Where to get colcannon and champ: Cistín Eile in Wexford
4. Regional Oysters
There are two common oysters available within Ireland. You have the native flat oyster and the Irish rock oyster. Irish people have been eating oysters for over 4,000 years, but its commercial cultivation started later in the 12th century. Irish oysters have remained in abundance due to the country’s vast coastline and salty bogland.
Today, Ireland has 130 oyster farms worth over €44 million. In terms of regional choice, northwest Donegal and southeastern Waterford produce 60% of all oysters in Ireland.
A purist will say you can only eat these mollusks au naturel, but they can be served in all kinds of ways. The Irish like to down oysters with a pint of Guinness or else throw on a dash of tabasco sauce. Other times, oysters are best eaten with pickled onion or a wedge of lemon.
My favorite approach to eating Irish oysters, however, is Korean-style with a hint of kimchi. This can be ordered at Yamamori restaurant on Bachelor’s Walk in Dublin.
Where to get oysters in each province: Rossmore oysters from Cork in Elbow Lane, Kelly oysters from Galway in Locks Windsor Terrace, Woodstown bay oysters from Waterford in The Reg, Kish Fish oysters from Dublin in Kish Fish seafood market.
3. Bacon and Cabbage
Bacon and cabbage is a simple Irish dish that calls for a shoulder of boiled bacon. It’s always served in slices at dinnertime with spuds (Irish slang for potato), as well as with cabbage and white parsley sauce. The dish evolved during the 19th century when Irish immigrants went to the United States and subbed bacon for corned beef.
In Ireland, the OG bacon and cabbage is still consumed daily, especially in the midlands. There are also modern variations on bacon and cabbage, which I see as a big improvement. Particularly in the sauce department.
I grew up coughing on lumps of flour in my white parsley sauces, but now cooks have started to finesse this by cutting the heaviness with dollops of French mustard or hits of citrus. Ordering bacon and cabbage is a kind of must-do, when in Ireland, so don’t skip this top food to try in Ireland.
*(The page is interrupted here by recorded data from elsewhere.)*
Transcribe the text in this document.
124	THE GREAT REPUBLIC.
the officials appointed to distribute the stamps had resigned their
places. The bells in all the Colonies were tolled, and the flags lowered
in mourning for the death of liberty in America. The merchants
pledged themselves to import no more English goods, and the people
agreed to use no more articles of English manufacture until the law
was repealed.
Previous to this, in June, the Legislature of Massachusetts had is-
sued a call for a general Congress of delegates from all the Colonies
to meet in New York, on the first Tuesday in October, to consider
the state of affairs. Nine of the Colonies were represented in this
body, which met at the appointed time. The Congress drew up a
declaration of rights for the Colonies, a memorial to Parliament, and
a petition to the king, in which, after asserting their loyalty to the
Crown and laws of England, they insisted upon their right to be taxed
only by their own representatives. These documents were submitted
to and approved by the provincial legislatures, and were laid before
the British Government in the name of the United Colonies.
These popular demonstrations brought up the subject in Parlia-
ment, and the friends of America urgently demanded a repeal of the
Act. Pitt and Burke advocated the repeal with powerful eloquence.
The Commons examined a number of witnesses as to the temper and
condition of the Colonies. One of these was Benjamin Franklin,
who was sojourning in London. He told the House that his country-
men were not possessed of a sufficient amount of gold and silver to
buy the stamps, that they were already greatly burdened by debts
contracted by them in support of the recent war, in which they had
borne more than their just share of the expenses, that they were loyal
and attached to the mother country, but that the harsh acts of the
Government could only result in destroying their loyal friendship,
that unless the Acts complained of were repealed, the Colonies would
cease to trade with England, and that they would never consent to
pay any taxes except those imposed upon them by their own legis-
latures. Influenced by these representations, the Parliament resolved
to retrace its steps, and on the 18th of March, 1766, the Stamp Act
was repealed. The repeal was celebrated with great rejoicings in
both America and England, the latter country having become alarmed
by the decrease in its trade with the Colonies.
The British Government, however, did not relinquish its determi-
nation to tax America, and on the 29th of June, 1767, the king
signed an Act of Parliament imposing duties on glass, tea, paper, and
Where to get bacon and cabbage: Cistín Eile Wexford
2. St. Tola Goat Cheese
St. Tola is an Irish cheese of the late 1970s, and it comes from a small farmstead in County Clare. The success of St. Tola is down to the farm’s breed of goats (Saanen, British Alpine, and Toggenbury). The name itself comes from St. Tola of Clonard, who was the patron saint of toothaches in Ireland.
To describe this goat’s cheese, well, it’s yum. It’s soft like a spread and milder than most goat cheeses. You can find St. Tola in Irish restaurants, gastropubs, and supermarkets, either vacuum sealed, presented inside a fried ball, or plopped around a garden salad. There are other famous Irish goat cheeses like Ardsallagh and Fivemiletown, but St. Tola is my unfaltering favorite.
Where to get St. Tola goat cheese: The Boxty House in Dublin
Fifteens is a sweet slice of dessert from Northern Ireland that uses marshmallows, condensed milk, Graham crackers, desiccated coconut, and glacier cherries. This dessert is named so because it needs fifteen of every ingredient. You don’t ever hear of it in the Republic of Ireland, but it’s a classic for locals in the north.
Similar to a lot of Ireland’s cuisine, fifteens can only be homemade or bought in a convenience store. The confectionery is hassle-free in terms of preparation. So if you decide to make fifteens at home, you can simply bungle everything onto a tray before leaving it to set in the fridge for a couple of hours, then finito!